Wystawione i zagrane zostało to żwawo i efektownie. Nie nudzimy się ani przez chwilę. Jak zwykle w przypadku spektakli studenckich pojawia się problem przetrawienia dodatkowej umowności. Rodziców i inne starsze postaci grają młodzi. Już dawno mi ta kolejna teatralna umowność nie przeszkadza, zwłaszcza przy profesjonalnym poziomie aktorstwa studentów AT. W tym przypadku ona nabrała jeszcze dodatkowego sensu. Maciek i jego pohukujące, toporne drugie ego są właściwie narratorami. Można sobie wyobrazić, że młodzi pokazują nam to jako opowieść o własnych losach, własnych problemach i troskach. Że kreują cały swój świat udając wszystkich tych, z którymi przychodzi im się na co dzień zmagać.
Na scenie króluje wielkie łóżko, symbol seksualnych pasji Maćka, ale i jego nieporozumień z żoną z powodu odmiennego podejścia do „tych spraw”. Scenografia Jakuba Zwolaka świetnie organizuje przestrzeń interpersonalnych zmagań, ale i stanowi do nich groteskowy komentarz.
Jakub Dmochowski, jedna z głównych postaci u Zelenki, w „Koronacji” jest Maćkiem, nieustannie balansującym między śmiesznością i jakąś formą autorefleksji.

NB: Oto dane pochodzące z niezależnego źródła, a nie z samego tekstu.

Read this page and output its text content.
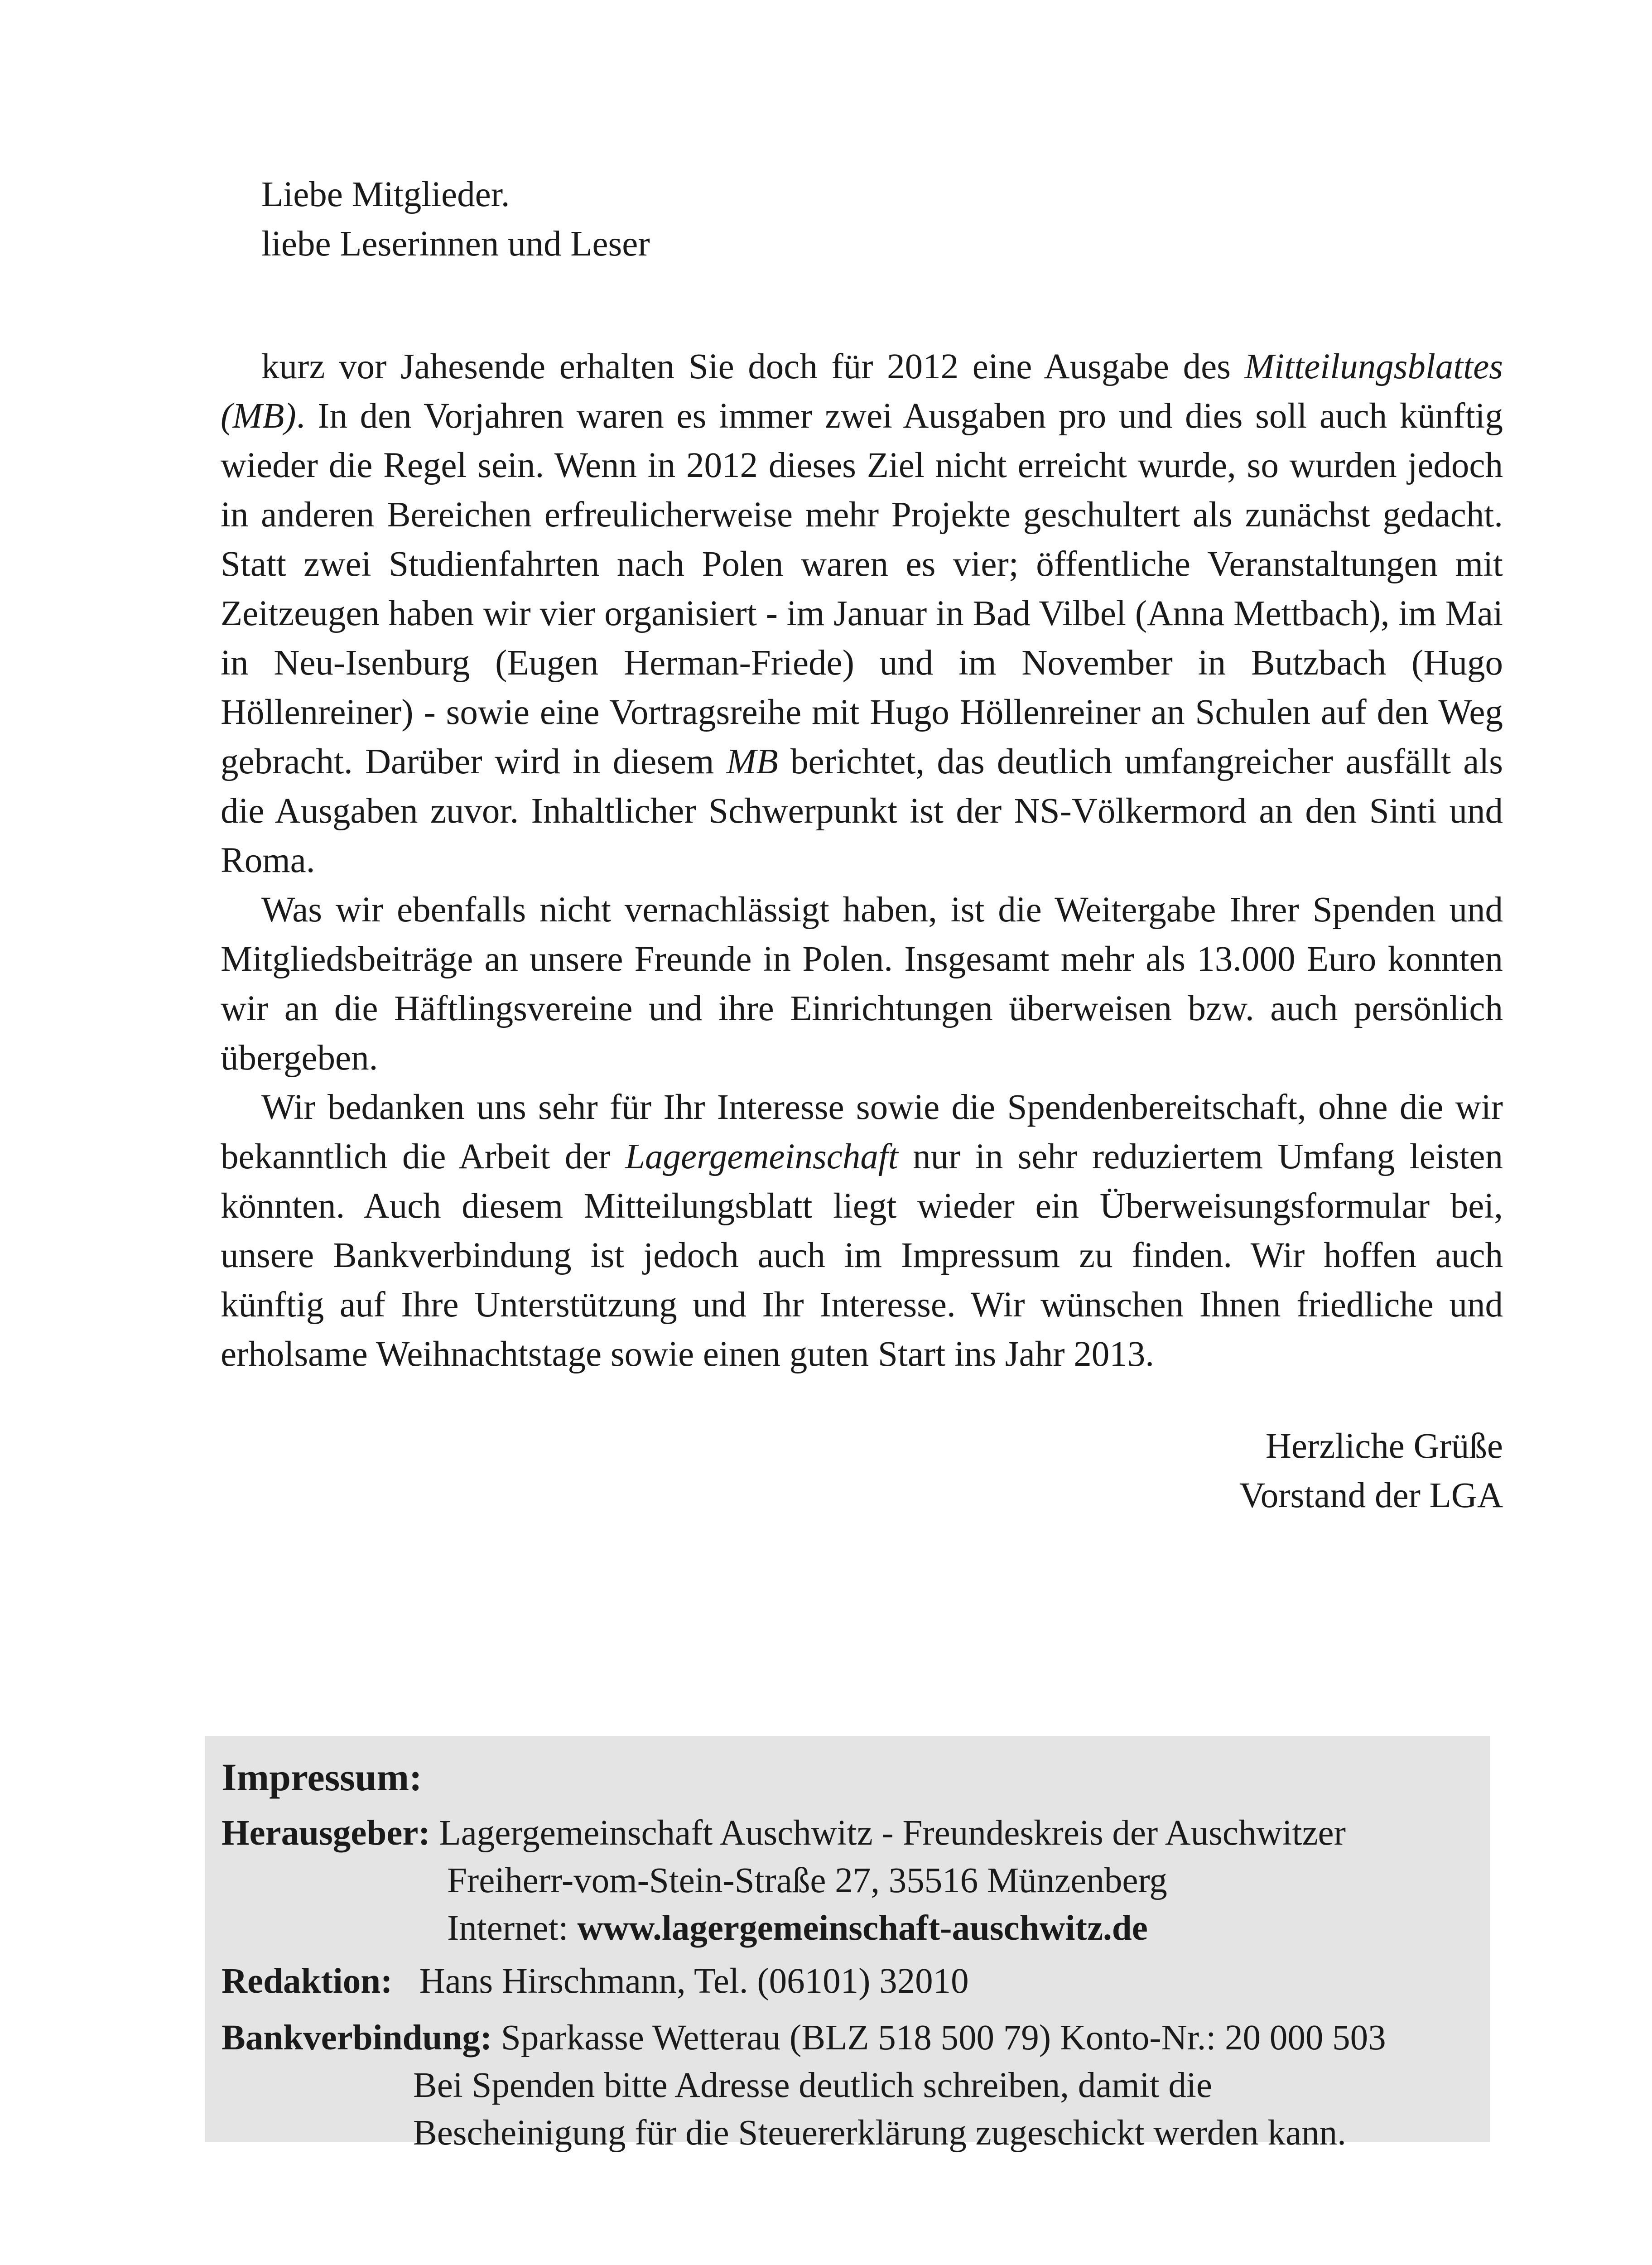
Liebe Mitglieder.

liebe Leserinnen und Leser

kurz vor Jahesende erhalten Sie doch für 2012 eine Ausgabe des Mitteilungsblattes (MB). In den Vorjahren waren es immer zwei Ausgaben pro und dies soll auch künftig wieder die Regel sein. Wenn in 2012 dieses Ziel nicht erreicht wurde, so wurden jedoch in anderen Bereichen erfreulicherweise mehr Projekte geschultert als zunächst gedacht. Statt zwei Studienfahrten nach Polen waren es vier; öffentliche Veranstaltungen mit Zeitzeugen haben wir vier organisiert - im Januar in Bad Vilbel (Anna Mettbach), im Mai in Neu-Isenburg (Eugen Herman-Friede) und im November in Butzbach (Hugo Höllenreiner) - sowie eine Vortragsreihe mit Hugo Höllenreiner an Schulen auf den Weg gebracht. Darüber wird in diesem MB berichtet, das deutlich umfangreicher ausfällt als die Ausgaben zuvor. Inhaltlicher Schwerpunkt ist der NS-Völkermord an den Sinti und Roma.

Was wir ebenfalls nicht vernachlässigt haben, ist die Weitergabe Ihrer Spenden und Mitgliedsbeiträge an unsere Freunde in Polen. Insgesamt mehr als 13.000 Euro konnten wir an die Häftlingsvereine und ihre Einrichtungen überweisen bzw. auch persönlich übergeben.

Wir bedanken uns sehr für Ihr Interesse sowie die Spendenbereitschaft, ohne die wir bekanntlich die Arbeit der Lagergemeinschaft nur in sehr reduziertem Umfang leisten könnten. Auch diesem Mitteilungsblatt liegt wieder ein Überweisungsformular bei, unsere Bankverbindung ist jedoch auch im Impressum zu finden. Wir hoffen auch künftig auf Ihre Unterstützung und Ihr Interesse. Wir wünschen Ihnen friedliche und erholsame Weihnachtstage sowie einen guten Start ins Jahr 2013.

Herzliche Grüße

Vorstand der LGA

Impressum:
Herausgeber: Lagergemeinschaft Auschwitz - Freundeskreis der Auschwitzer
Freiherr-vom-Stein-Straße 27, 35516 Münzenberg
Internet: www.lagergemeinschaft-auschwitz.de
Redaktion: Hans Hirschmann, Tel. (06101) 32010
Bankverbindung: Sparkasse Wetterau (BLZ 518 500 79) Konto-Nr.: 20 000 503
Bei Spenden bitte Adresse deutlich schreiben, damit die
Bescheinigung für die Steuererklärung zugeschickt werden kann.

Chwilami niemal zagłusza go Aleksander Łyś jako Król, arogancki sobowtór, eksponent utajonych męskich tęsknot niespecjalnie przebojowego faceta. Ale obaj aktorzy nie ulegają pokusie grania na jednej nucie. Ostatecznie finał jest naznaczony smuteczkiem i oni go w sobie mają. Wcześniej bywają zabawni niejeden raz.
Maria Kłusek trochę powtarza rolę Matki – była nią już w „Opowieściach o zwyczajnym szaleństwie”. Jestem ponownie pełen podziwu dla młodziutkiej dziewczyny za pomysłowość, z jaką staje się narzekającą starszą kobietą nie udając jej na siłę. Ojciec Adama Stasiaka jest figurą bardziej umowną, przedstawioną bez próby wcielania się na siłę. Młody aktor gra starszego pana z włosami związanymi w koński ogon. A jednak jakoś mu wierzymy.

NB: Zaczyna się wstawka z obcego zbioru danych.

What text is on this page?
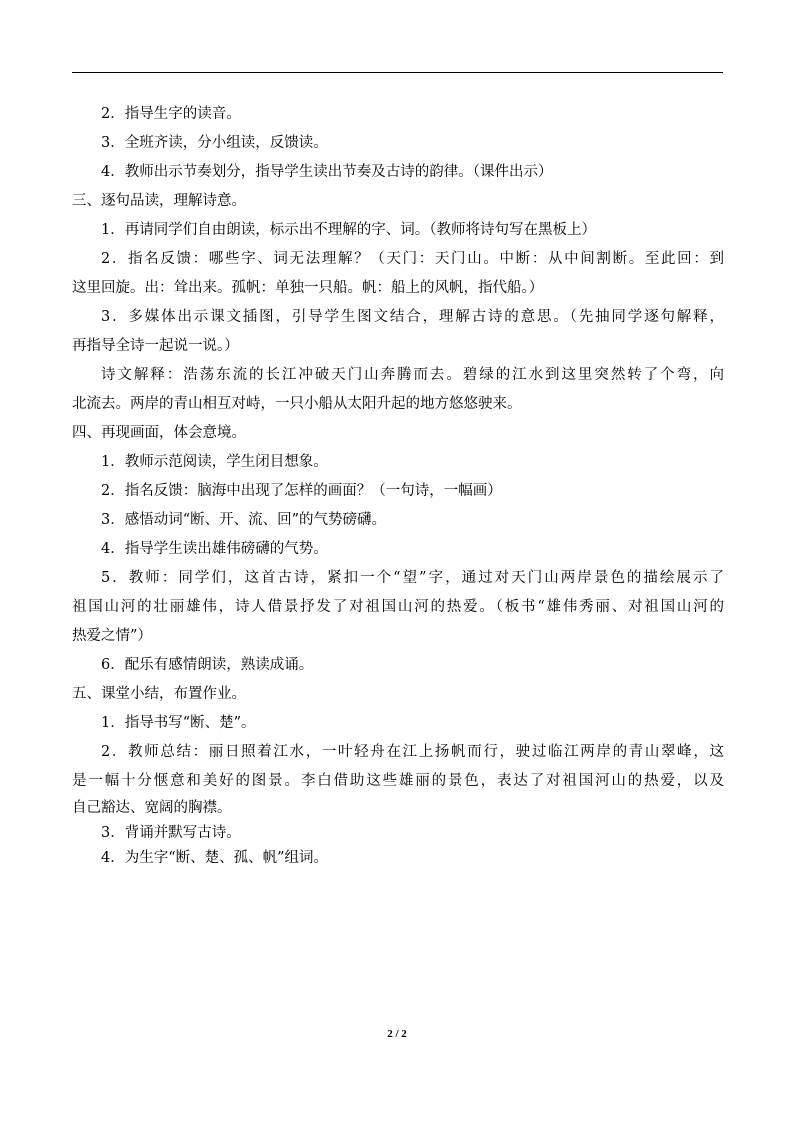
2．指导生字的读音。

3．全班齐读，分小组读，反馈读。

4．教师出示节奏划分，指导学生读出节奏及古诗的韵律。（课件出示）

三、逐句品读，理解诗意。

1．再请同学们自由朗读，标示出不理解的字、词。（教师将诗句写在黑板上）

2．指名反馈：哪些字、词无法理解？（天门：天门山。中断：从中间割断。至此回：到

这里回旋。出：耸出来。孤帆：单独一只船。帆：船上的风帆，指代船。）

3．多媒体出示课文插图，引导学生图文结合，理解古诗的意思。（先抽同学逐句解释，

再指导全诗一起说一说。）

诗文解释：浩荡东流的长江冲破天门山奔腾而去。碧绿的江水到这里突然转了个弯，向

北流去。两岸的青山相互对峙，一只小船从太阳升起的地方悠悠驶来。

四、再现画面，体会意境。

1．教师示范阅读，学生闭目想象。

2．指名反馈：脑海中出现了怎样的画面？（一句诗，一幅画）

3．感悟动词“断、开、流、回”的气势磅礴。

4．指导学生读出雄伟磅礴的气势。

5．教师：同学们，这首古诗，紧扣一个“望”字，通过对天门山两岸景色的描绘展示了

祖国山河的壮丽雄伟，诗人借景抒发了对祖国山河的热爱。（板书“雄伟秀丽、对祖国山河的

热爱之情”）

6．配乐有感情朗读，熟读成诵。

五、课堂小结，布置作业。

1．指导书写“断、楚”。

2．教师总结：丽日照着江水，一叶轻舟在江上扬帆而行，驶过临江两岸的青山翠峰，这

是一幅十分惬意和美好的图景。李白借助这些雄丽的景色，表达了对祖国河山的热爱，以及

自己豁达、宽阔的胸襟。

3．背诵并默写古诗。

4．为生字“断、楚、孤、帆”组词。

2 / 2
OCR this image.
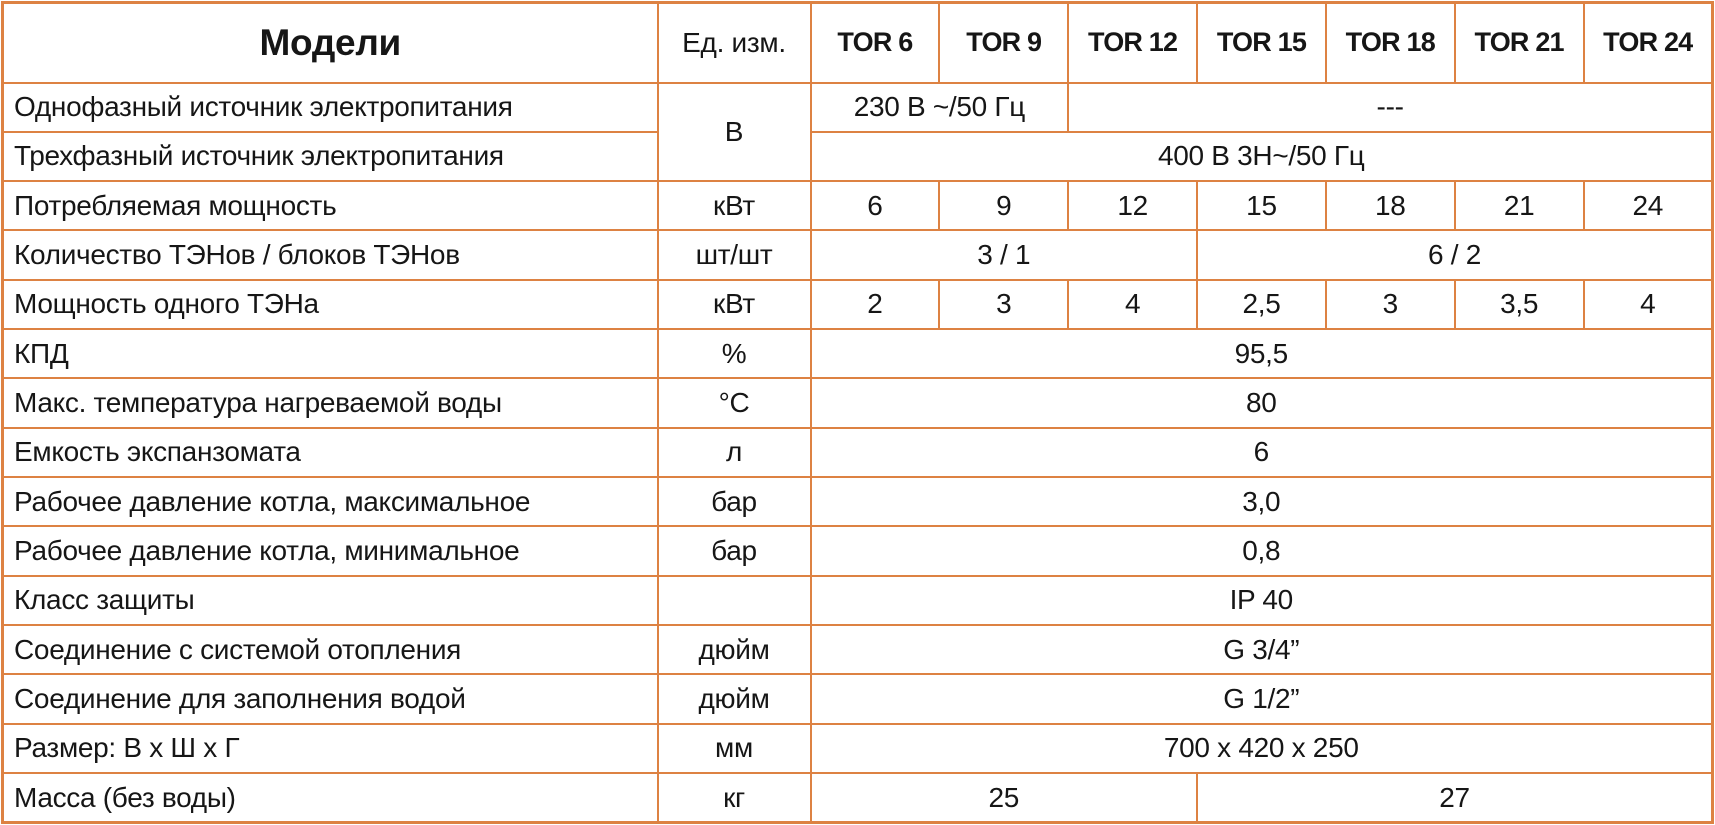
Модели	Ед. изм.	TOR 6	TOR 9	TOR 12	TOR 15	TOR 18	TOR 21	TOR 24
Однофазный источник электропитания	В	230 В ~/50 Гц		---				
Трехфазный источник электропитания		400 В 3Н~/50 Гц						
Потребляемая мощность	кВт	6	9	12	15	18	21	24
Количество ТЭНов / блоков ТЭНов	шт/шт	3 / 1			6 / 2			
Мощность одного ТЭНа	кВт	2	3	4	2,5	3	3,5	4
КПД	%	95,5						
Макс. температура нагреваемой воды	°С	80						
Емкость экспанзомата	л	6						
Рабочее давление котла, максимальное	бар	3,0						
Рабочее давление котла, минимальное	бар	0,8						
Класс защиты		IP 40						
Соединение с системой отопления	дюйм	G 3/4”						
Соединение для заполнения водой	дюйм	G 1/2”						
Размер: В х Ш х Г	мм	700 х 420 х 250						
Масса (без воды)	кг	25			27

Mamy jeszcze atrakcyjną Kobietę, bohaterkę romansu, Jessiki Waleckiej, mamy konwencjonalną w swoim zadowoleniu Siostrę Lucyny Frączek, mamy groteskowo krzykliwą Sąsiadkę Julii Flisińskiej i enigmatycznego Kumpla po zmianie płci Julii Bukały. Ciekawym przypadkiem jest postać Żony. Karolina Zawistowska przedstawia ją zarazem jako postać nieznośną, gotującą mężowi piekło, jak i jako ofiarę, szarą myszkę nie radzącą sobie ze światem coraz bardziej ostentacyjnego erotyzmu.
Ostatecznie w finale Żona staje się kimś godnym współczucia. Tak naprawdę jednak współczuć można tu właściwie niemal wszystkim. Reżyserka o tym nie zapomniała, a team aktorski wywiązał się z podstawowego zadania aby niczego, wbrew duchowi epoki, nie upraszczać.